10.1016/j.apsb.2024.12.040
- Author:
Jiahui CHEN
1
;
Liping ZHANG
1
;
Ting XIE
1
;
Xiao ZHANG
1
;
Congcong PAN
1
;
Fangli SUN
1
;
Wenfeng LI
1
;
Zhijie SUN
1
;
Deli DONG
1
Author Information
1. Department of Pharmacology, China Pharmaceutical University, Nanjing 211198, China.

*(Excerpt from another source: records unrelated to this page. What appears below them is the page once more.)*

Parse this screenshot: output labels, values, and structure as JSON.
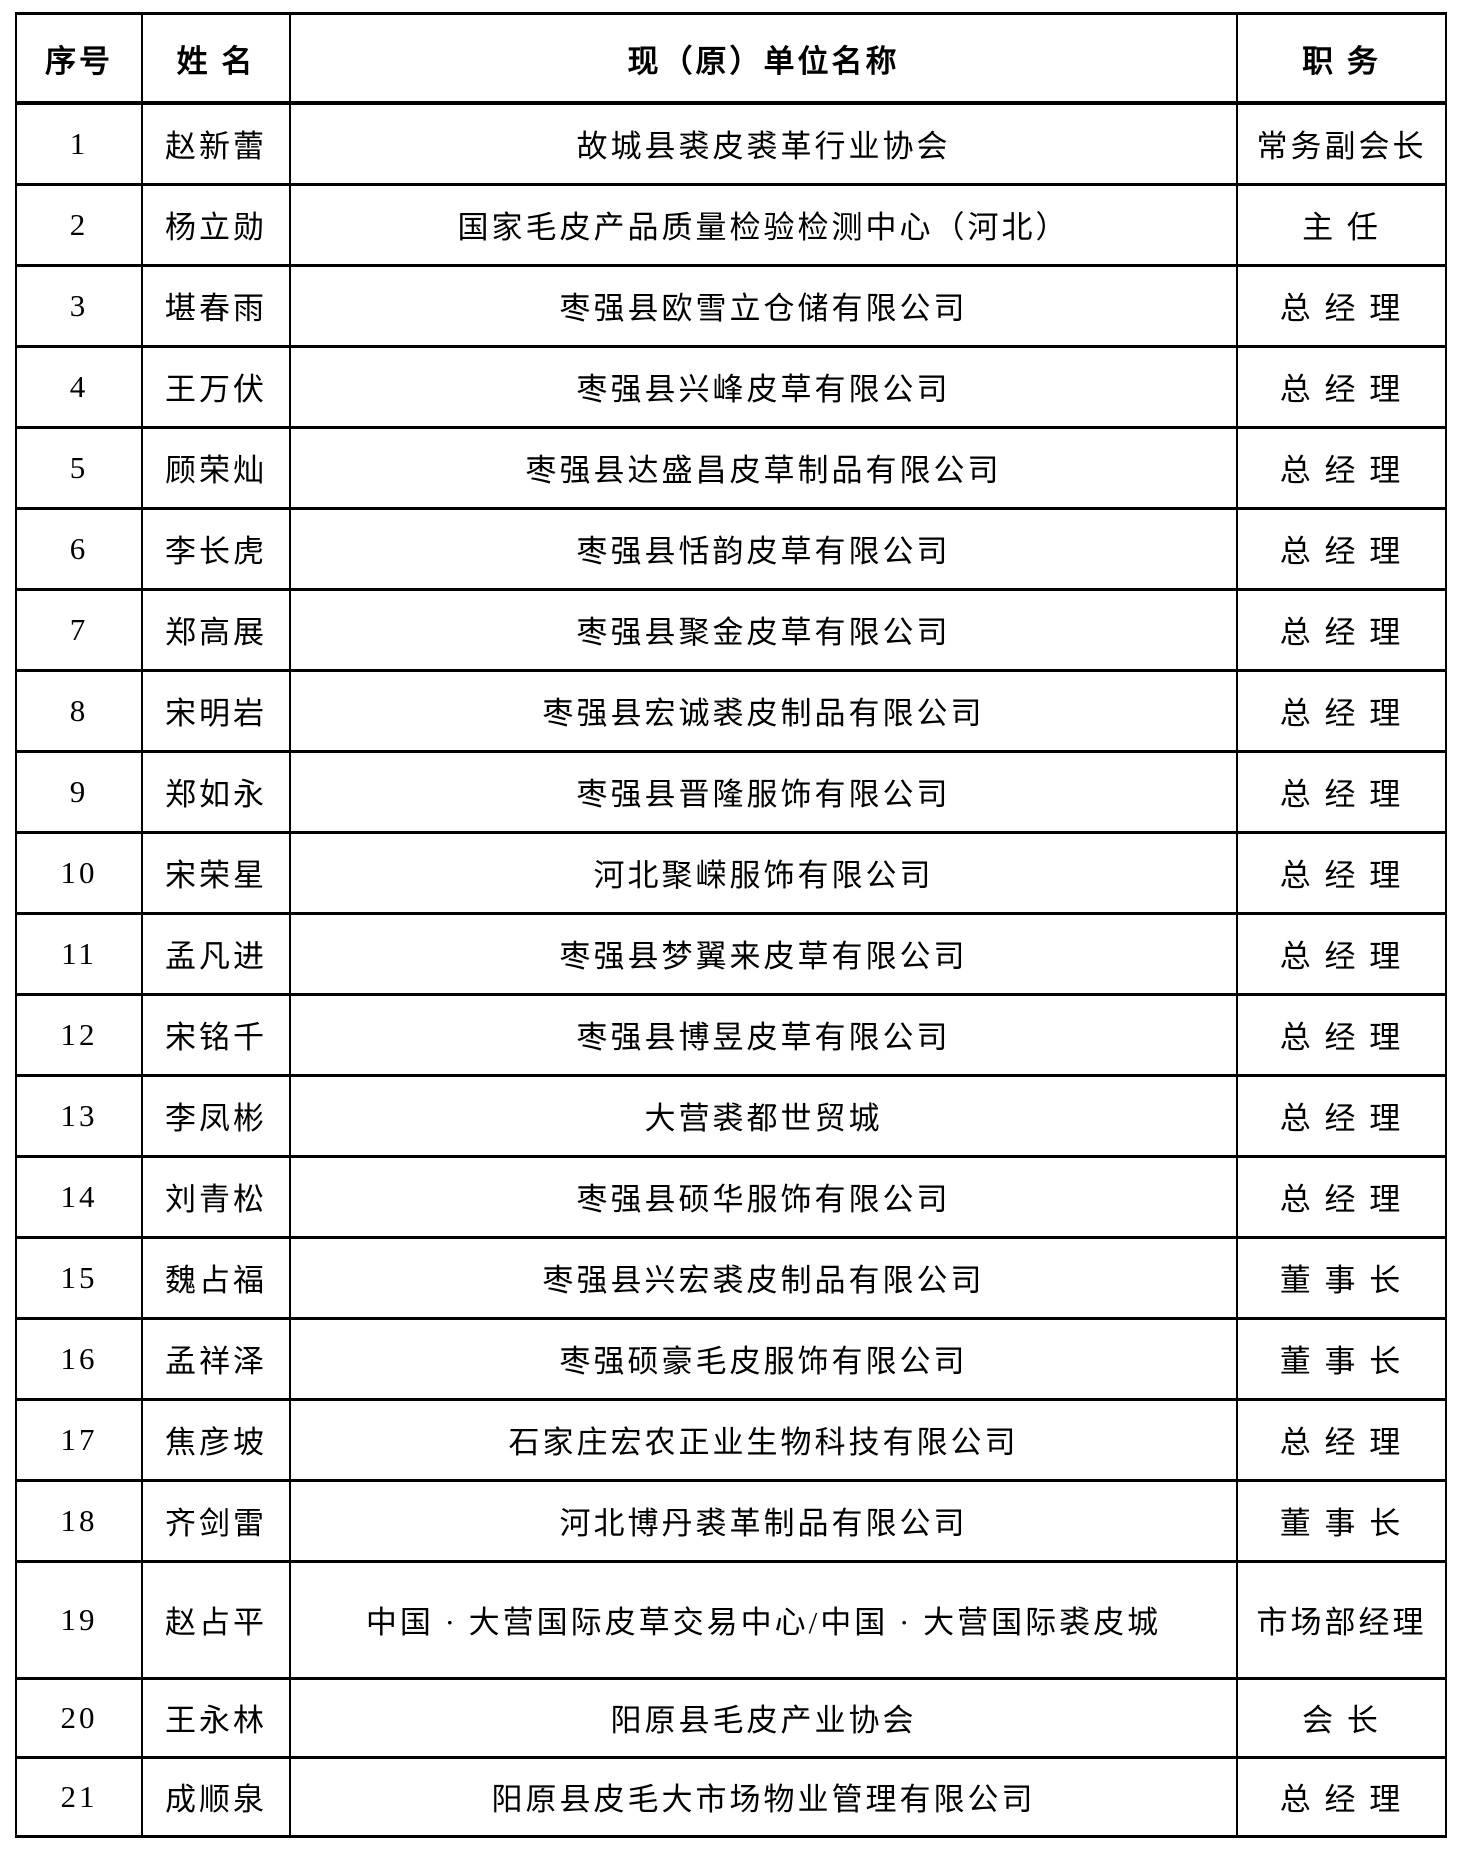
{
  "colors": {
    "background": "#ffffff",
    "text": "#000000",
    "border": "#000000"
  },
  "table": {
    "headers": {
      "index": "序号",
      "name": "姓  名",
      "org": "现（原）单位名称",
      "position": "职 务"
    },
    "rows": [
      {
        "index": "1",
        "name": "赵新蕾",
        "org": "故城县裘皮裘革行业协会",
        "position": "常务副会长"
      },
      {
        "index": "2",
        "name": "杨立勋",
        "org": "国家毛皮产品质量检验检测中心（河北）",
        "position": "主 任"
      },
      {
        "index": "3",
        "name": "堪春雨",
        "org": "枣强县欧雪立仓储有限公司",
        "position": "总 经 理"
      },
      {
        "index": "4",
        "name": "王万伏",
        "org": "枣强县兴峰皮草有限公司",
        "position": "总 经 理"
      },
      {
        "index": "5",
        "name": "顾荣灿",
        "org": "枣强县达盛昌皮草制品有限公司",
        "position": "总 经 理"
      },
      {
        "index": "6",
        "name": "李长虎",
        "org": "枣强县恬韵皮草有限公司",
        "position": "总 经 理"
      },
      {
        "index": "7",
        "name": "郑高展",
        "org": "枣强县聚金皮草有限公司",
        "position": "总 经 理"
      },
      {
        "index": "8",
        "name": "宋明岩",
        "org": "枣强县宏诚裘皮制品有限公司",
        "position": "总 经 理"
      },
      {
        "index": "9",
        "name": "郑如永",
        "org": "枣强县晋隆服饰有限公司",
        "position": "总 经 理"
      },
      {
        "index": "10",
        "name": "宋荣星",
        "org": "河北聚嵘服饰有限公司",
        "position": "总 经 理"
      },
      {
        "index": "11",
        "name": "孟凡进",
        "org": "枣强县梦翼来皮草有限公司",
        "position": "总 经 理"
      },
      {
        "index": "12",
        "name": "宋铭千",
        "org": "枣强县博昱皮草有限公司",
        "position": "总 经 理"
      },
      {
        "index": "13",
        "name": "李凤彬",
        "org": "大营裘都世贸城",
        "position": "总 经 理"
      },
      {
        "index": "14",
        "name": "刘青松",
        "org": "枣强县硕华服饰有限公司",
        "position": "总 经 理"
      },
      {
        "index": "15",
        "name": "魏占福",
        "org": "枣强县兴宏裘皮制品有限公司",
        "position": "董 事 长"
      },
      {
        "index": "16",
        "name": "孟祥泽",
        "org": "枣强硕豪毛皮服饰有限公司",
        "position": "董 事 长"
      },
      {
        "index": "17",
        "name": "焦彦坡",
        "org": "石家庄宏农正业生物科技有限公司",
        "position": "总 经 理"
      },
      {
        "index": "18",
        "name": "齐剑雷",
        "org": "河北博丹裘革制品有限公司",
        "position": "董 事 长"
      },
      {
        "index": "19",
        "name": "赵占平",
        "org": "中国 · 大营国际皮草交易中心/中国 · 大营国际裘皮城",
        "position": "市场部经理",
        "tall": true
      },
      {
        "index": "20",
        "name": "王永林",
        "org": "阳原县毛皮产业协会",
        "position": "会 长"
      },
      {
        "index": "21",
        "name": "成顺泉",
        "org": "阳原县皮毛大市场物业管理有限公司",
        "position": "总 经 理"
      }
    ]
  }
}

- Publication Type:Journal Article
- Keywords:
HFpEF;
Heart fibrosis;
Heart hypertrophy;
Hepatic steatosis;
Metabolic syndrome;
Nitazoxanide;
Tizoxanide
- From:
Acta Pharmaceutica Sinica B
2025;15(3):1397-1414
- CountryChina
- Language:English
-
Abstract:
The clinical antiprotozoal drug nitazoxanide has been demonstrated to improve the experimental diabetes mellitus, lipid metabolism disorders, atherosclerosis and inhibit inflammation. Since the pathogenesis of heart failure with preserved ejection (HFpEF) is multifactorial and closely associated with the aforementioned diseases, we aim to study the effect of nitazoxanide on high-fat diet (HFD) plus L-NAME (N ω-nitro-l-arginine methyl ester)-induced HFpEF and metabolic syndrome in mice. We found that oral nitazoxanide improved cardiac hypertrophy, cardiac fibrosis, cardiac diastolic dysfunction, increased blood pressure, impaired exercise tolerance, impaired glucose handling, serum lipid disorders, hepatic steatosis, increased weight of white adipose tissues and kidney fibrosis in HFD + L-NAME-treated mice. In the established HFD + L-NAME-induced HFpEF and metabolic syndrome mouse model, therapeutic treatment with nitazoxanide rescued HFD + L-NAME-induced pathological phenotypes as mentioned above. The in vitro experiments revealed that tizoxanide, the active metabolite of nitazoxanide, increased the basal mitochondria metabolism of cardiomyocytes, inhibited cardiomyocyte hypertrophy and collagen secretion from cardiac fibroblasts, and relaxed phenylephrine- and U46619-induced constriction of rat mesenteric arteries, indicating that the direct effect of tizoxanide might partly contribute to the protective effect of nitazoxanide against HFpEF in vivo. The present study suggests that nitazoxanide might be a potential drug for HFpEF and metabolic syndrome therapy.